Şimdilerde eceliyle ölümün ortadan kalkacağı beklentisi hiç olmadığı kadar güçlendi.
Bir yandan başta kanser, genetik, yaşlanma ve bunaklıkla ilgili olmak üzere tıbbi araştırmalarla, ölümcül hastalıkların ve yaşlanmanın durdurulması hedefine hızla yaklaşılıyor. Kuramsal olarak kansere yol açan kanserli hücreleri ve hastalıklara yol açan mikro organizmaları bedende belirdikleri anda tespit edip imha edecek organik, inorganik ya da bunların karışımı üretilmiş mikro varlıkların bedene salınması yoluyla, bildik tüm hastalıklar daha hissedilmeden engellenebilir. Yaşlanma ve bunamaya yol açan etmenler saptanıp zamanla ortaya çıkan bu bozulmalar durdurulabilir, hatta geriletilebilir.

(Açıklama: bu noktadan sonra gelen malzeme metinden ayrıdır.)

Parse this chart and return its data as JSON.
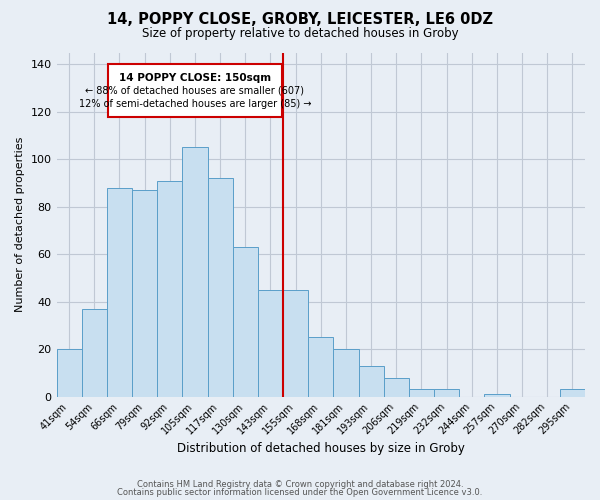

Tıptaki varolan gelişmeler, hastalıksız ve yaşlanmasız bir yaşamın olanağını doğuruyor. Sonuç olarak, yaralanma, boğulma, yanma, açlık, susuzluk gibi nedenlerle ölüm her an olanaklıyken eceliyle yani hastalık ve yaşlanmaya bağlı olarak ölümler tamamen ortadan kaldırılabilir gibi gözüküyor. Ecelsiz ilk insanın otuz yıl içinde yaşayabileceğini kestirenler bile var. Buna göre bir süre daha dişimizi sıkıp ölmemeyi başarabilirsek bizim için ecelle ölüm diye bir şey olmayacak, dikkatli olmak kaydıyla sınırsız yaşamın yolu açılacak. Bu durum hayal olmanın ötesine geçip giderek daha fazla ayağı yere basar hale geliyor.

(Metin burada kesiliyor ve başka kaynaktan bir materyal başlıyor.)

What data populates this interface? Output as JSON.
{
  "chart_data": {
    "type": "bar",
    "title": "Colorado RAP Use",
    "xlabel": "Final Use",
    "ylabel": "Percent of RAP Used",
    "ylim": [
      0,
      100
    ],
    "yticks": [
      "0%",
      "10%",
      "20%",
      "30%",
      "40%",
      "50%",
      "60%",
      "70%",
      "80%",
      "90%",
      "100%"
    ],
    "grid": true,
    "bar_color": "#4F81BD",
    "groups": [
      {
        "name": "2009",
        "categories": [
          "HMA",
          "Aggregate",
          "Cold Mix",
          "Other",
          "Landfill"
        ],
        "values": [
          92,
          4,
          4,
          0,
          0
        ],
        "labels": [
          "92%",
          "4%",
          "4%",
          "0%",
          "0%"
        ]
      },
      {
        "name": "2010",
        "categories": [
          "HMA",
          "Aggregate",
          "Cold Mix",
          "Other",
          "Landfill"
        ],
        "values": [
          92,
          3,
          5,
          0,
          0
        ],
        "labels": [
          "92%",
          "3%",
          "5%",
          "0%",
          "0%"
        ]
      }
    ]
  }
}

Beş bin yıl önce yazının belirmesiyle birlikte neredeyse hemen ecelle mücadelenin varlığı belgelere geçmeye başladı. İlk kutsal metin olarak görülen Gılgamış destanının ana teması arzulanan ve uğruna mücadele edilen ecelsizlikti. Liste çok uzun, bir iki örnek verirsem; İbni Sina hakkındaki yarı efsanevi anlatılarda da ana tema ecelsizliktir. Modern zamanlarda bilim insanlarında ecelsizlik arzusunun sayısız örneği vardır.

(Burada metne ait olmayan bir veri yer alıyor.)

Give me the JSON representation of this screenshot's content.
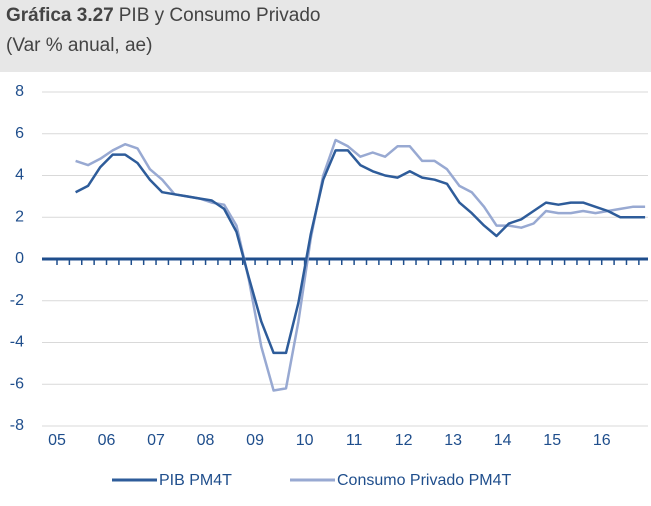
{
  "chart_data": {
    "type": "line",
    "title_bold": "Gráfica 3.27",
    "title": "PIB y Consumo Privado",
    "subtitle": "(Var % anual, ae)",
    "categories": [
      null,
      null,
      null,
      null,
      "06",
      null,
      null,
      null,
      "07",
      null,
      null,
      null,
      "08",
      null,
      null,
      null,
      "09",
      null,
      null,
      null,
      "10",
      null,
      null,
      null,
      "11",
      null,
      null,
      null,
      "12",
      null,
      null,
      null,
      "13",
      null,
      null,
      null,
      "14",
      null,
      null,
      null,
      "15",
      null,
      null,
      null,
      "16",
      null,
      null,
      null
    ],
    "first_label": "05",
    "series": [
      {
        "name": "PIB PM4T",
        "color": "#2e5c9a",
        "values": [
          null,
          3.2,
          3.5,
          4.4,
          5.0,
          5.0,
          4.6,
          3.8,
          3.2,
          3.1,
          3.0,
          2.9,
          2.8,
          2.4,
          1.3,
          -0.9,
          -3.0,
          -4.5,
          -4.5,
          -2.1,
          1.2,
          3.8,
          5.2,
          5.2,
          4.5,
          4.2,
          4.0,
          3.9,
          4.2,
          3.9,
          3.8,
          3.6,
          2.7,
          2.2,
          1.6,
          1.1,
          1.7,
          1.9,
          2.3,
          2.7,
          2.6,
          2.7,
          2.7,
          2.5,
          2.3,
          2.0,
          2.0,
          2.0
        ]
      },
      {
        "name": "Consumo Privado PM4T",
        "color": "#98a9d2",
        "values": [
          null,
          4.7,
          4.5,
          4.8,
          5.2,
          5.5,
          5.3,
          4.3,
          3.8,
          3.1,
          3.0,
          2.9,
          2.7,
          2.6,
          1.6,
          -1.0,
          -4.2,
          -6.3,
          -6.2,
          -3.0,
          1.0,
          4.0,
          5.7,
          5.4,
          4.9,
          5.1,
          4.9,
          5.4,
          5.4,
          4.7,
          4.7,
          4.3,
          3.5,
          3.2,
          2.5,
          1.6,
          1.6,
          1.5,
          1.7,
          2.3,
          2.2,
          2.2,
          2.3,
          2.2,
          2.3,
          2.4,
          2.5,
          2.5
        ]
      }
    ],
    "ylim": [
      -8,
      8
    ],
    "yticks": [
      -8,
      -6,
      -4,
      -2,
      0,
      2,
      4,
      6,
      8
    ],
    "grid": true,
    "legend": "bottom"
  }
}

Tarih boyunca en net, en genel rastlanan arzusunun, ecelsizlik arzusunun tatminine insan, şimdiye kadar hiç (“hiç bu kadar” demiyorum, açıkça “hiç”) yaklaşmadıydı. Başarısı henüz kesin değilse de artık ecelsizlik yönünde doğrultu ve umut belirdi.
Ecelsizlik, zaman anlayışından topluluk oluşumuna, estetikten ahlaka, insanla ilgili her konuda köklü değişikleri gerektirir. Nesiller arası fark ve nesillerin değişimiyle işleyen bildik topluluklar, aralarında nesil olarak pek fark olmayan insanların topluluğuna dönüşecektir. 50 yıl, 100 yıl, 500 yıl insan yaşamında küçük bir ayrıntı olacaktır. Eceliyle ölmeyecek birinin kasıtla ya da kazayla ölmesinin sonucu, ecellinin ölümünün değerlendirilmesinden farklı olacaktır örneğin. Dünya, muhtemelen üreme yeteneği olmayan insanlarla dolu olacaktır ama üreme, insan yaşamının sürdürülmesi için gereksizleşecektir.
Ecelsizlik ulaşılabilir bir hedef midir? Öyle olsa bile göreceğimi hiç sanmıyorum – umarım yanılıyorumdur. Yine de şu kısa ömrümde, ömre yirmi yıl eklendiğine tanık oldum. (Bknz. “Ölümsüzlük biterken“) Kim bilir daha neleri neleri görürüm, şarkılar anlamını yitirir diye karşı durmak olur mu?